The concept of social capital It can be analyzed from two perspectives: accounting and the sociology . As an accounting term, the share capital is the value of the assets or the money that the partners contribute to a company No right of return.

In this way, the share capital (which is recorded in an accounting item) grants to partners different rights according to their participation and assumes a guarantee against third parties. This is a stable figure, although the negative results can lead to bankruptcy and then the company will already have the necessary resources to meet its obligations to third parties.

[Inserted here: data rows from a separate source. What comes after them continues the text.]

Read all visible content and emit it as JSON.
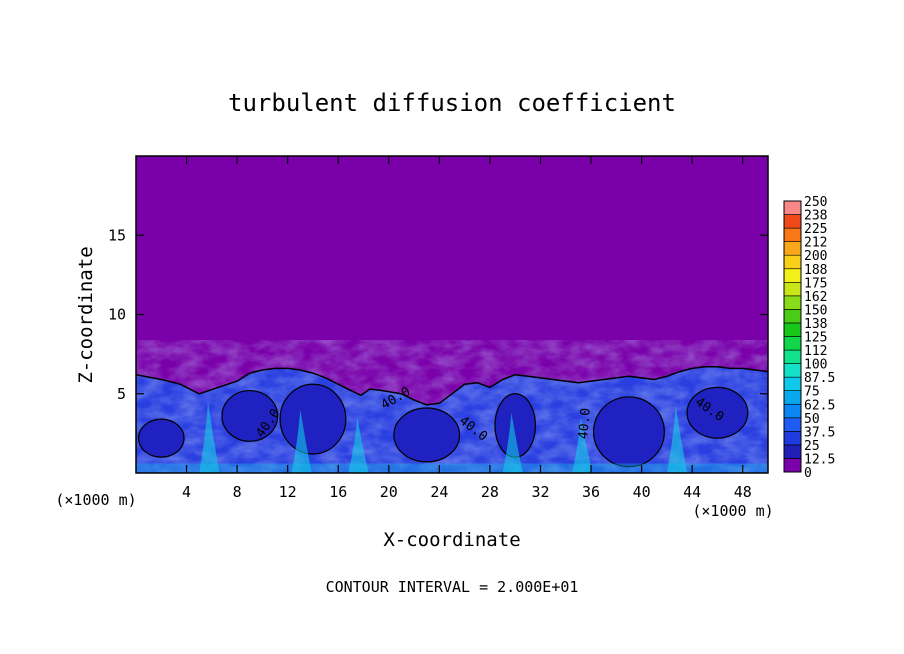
{
  "chart_data": {
    "type": "heatmap",
    "title": "turbulent diffusion coefficient",
    "xlabel": "X-coordinate",
    "ylabel": "Z-coordinate",
    "x_unit": "(×1000 m)",
    "x_ticks": [
      4,
      8,
      12,
      16,
      20,
      24,
      28,
      32,
      36,
      40,
      44,
      48
    ],
    "y_ticks": [
      5,
      10,
      15
    ],
    "xlim": [
      0,
      50
    ],
    "ylim": [
      0,
      20
    ],
    "footer": "CONTOUR INTERVAL = 2.000E+01",
    "colorbar": {
      "levels": [
        "0",
        "12.5",
        "25",
        "37.5",
        "50",
        "62.5",
        "75",
        "87.5",
        "100",
        "112",
        "125",
        "138",
        "150",
        "162",
        "175",
        "188",
        "200",
        "212",
        "225",
        "238",
        "250"
      ],
      "colors": [
        "#7a00aa",
        "#1f1fb8",
        "#1f3ae0",
        "#1f5cf5",
        "#0a86f5",
        "#08a8ee",
        "#10c8ea",
        "#14e2c8",
        "#12e28c",
        "#12d64a",
        "#18c818",
        "#48cc18",
        "#88dc18",
        "#c8e618",
        "#f2f018",
        "#f8d018",
        "#f8a818",
        "#f87818",
        "#f04818",
        "#f81818",
        "#f88888"
      ]
    },
    "contour_labels": [
      {
        "text": "40.0",
        "x": 10.7,
        "z": 3.0,
        "angle": -55
      },
      {
        "text": "40.0",
        "x": 20.7,
        "z": 4.5,
        "angle": -30
      },
      {
        "text": "40.0",
        "x": 26.5,
        "z": 2.6,
        "angle": 38
      },
      {
        "text": "40.0",
        "x": 35.8,
        "z": 3.1,
        "angle": -85
      },
      {
        "text": "40.0",
        "x": 45.2,
        "z": 3.8,
        "angle": 35
      }
    ],
    "boundary_layer_top_x": [
      0,
      2,
      3.5,
      5,
      6.5,
      8,
      9,
      10,
      11,
      12,
      13,
      14,
      15,
      16,
      17,
      17.8,
      18.5,
      19.5,
      21,
      22,
      23,
      24,
      25,
      26,
      27,
      28,
      29,
      30,
      31,
      32,
      33,
      34,
      35,
      36,
      37,
      38,
      39,
      40,
      41,
      42,
      43,
      44,
      45,
      46,
      47,
      48,
      49,
      50
    ],
    "boundary_layer_top_z": [
      6.2,
      5.9,
      5.6,
      5.0,
      5.4,
      5.8,
      6.3,
      6.5,
      6.6,
      6.6,
      6.5,
      6.3,
      6.0,
      5.6,
      5.2,
      4.9,
      5.3,
      5.2,
      5.0,
      4.6,
      4.3,
      4.4,
      5.0,
      5.6,
      5.7,
      5.4,
      5.9,
      6.2,
      6.1,
      6.0,
      5.9,
      5.8,
      5.7,
      5.8,
      5.9,
      6.0,
      6.1,
      6.0,
      5.9,
      6.1,
      6.4,
      6.6,
      6.7,
      6.7,
      6.6,
      6.6,
      6.5,
      6.4
    ]
  }
}
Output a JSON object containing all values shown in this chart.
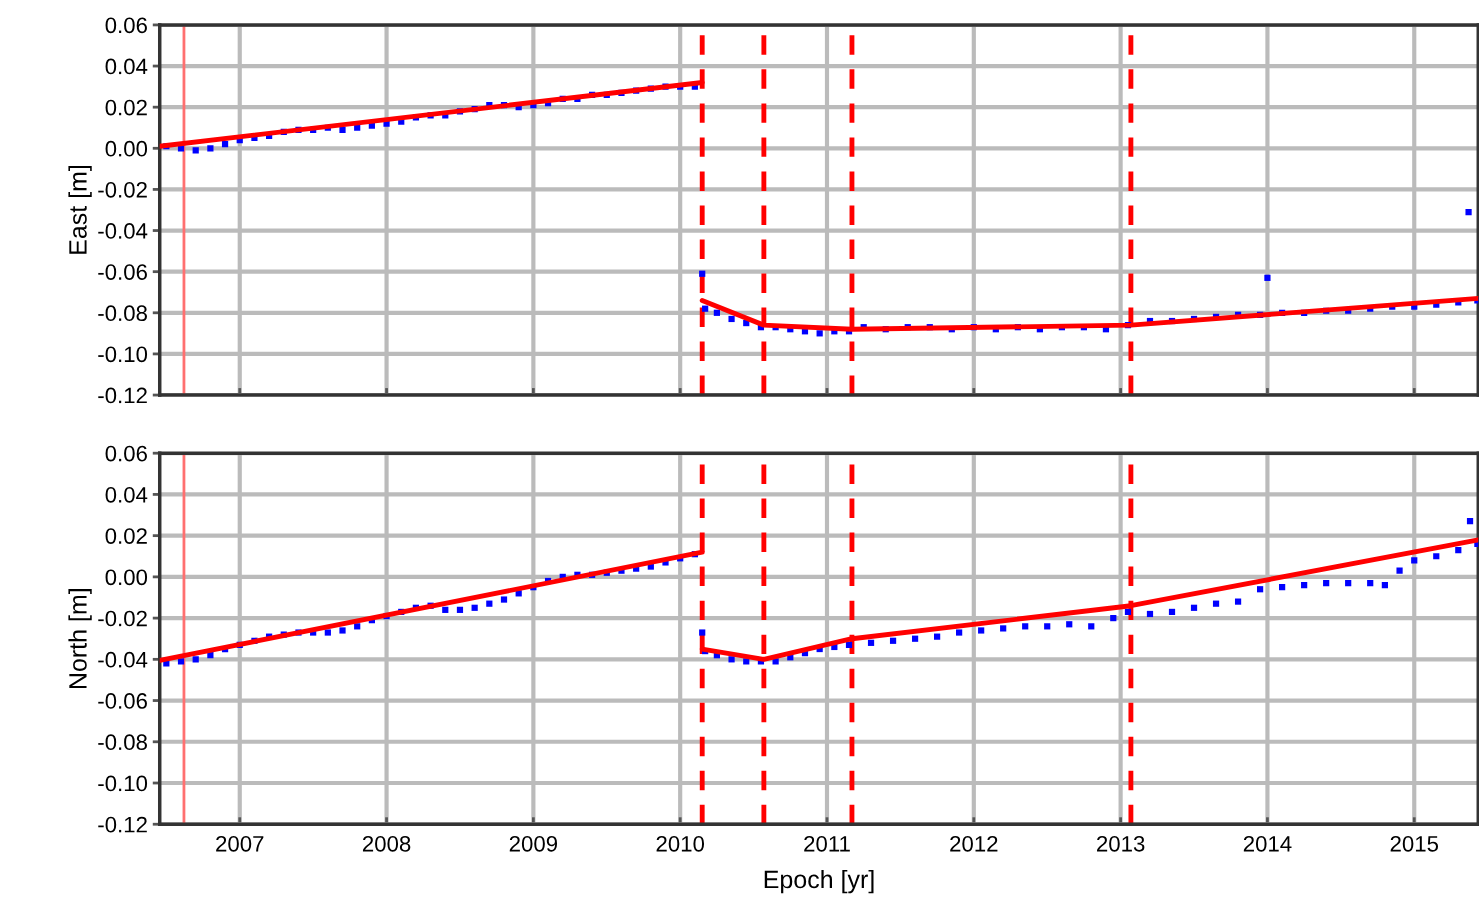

It is important to establish in this sense that there is also what is known as minimum social capital. An east term with which comes to be defined to that capital that every company must keep at least. It is important to underline that this will be one or the other depending on the type of society that is, in this way a corporation must have a minimum social capital much higher than that of a limited liability company.
In another sense, social capital is a passive (debt) of the society in front of the partners. To modify this contribution, a series of legal procedures must be followed. It is possible to distinguish between the notions of social capital, social heritage (all assets and liabilities of the company) and net worth (the effective difference between assets and liabilities).
In addition to all of the above, we have to take into account that within a company, what is the extension of the share capital can take place. This is achieved through different actions or situations such as, for example, monetary contributions, non-monetary contributions, for the transformation of benefits or reserves as well as for compensation of loans against society.
In the same way, it is also possible for a specific company to suffer the reduction of its share capital. In this case, the circumstances that may lead to that fact are the return of contributions, the increase of the legal reserve, the remission of passive dividends or with the clear objective of eliminating losses.
The last mentioned event is decided to be carried out with the intention of recovering the balance between capital and net worth. Hence, this compensation of losses can be achieved either by reducing the accounting dimension of the company or through the benefits of the company.
For sociology, social capital is what enables the cooperation between two parties . The notion does not necessarily imply something positive, since contacts between people they can lead to negative events (such as mafia societies, for example).
In other words, social capital implies the sociability of a human group, with the aspects that allow collaboration and its use. Sociologists emphasize that social capital is formed by social networks, mutual trust and effective norms, three concepts that are not easy to define and that may vary according to the analyst's conception.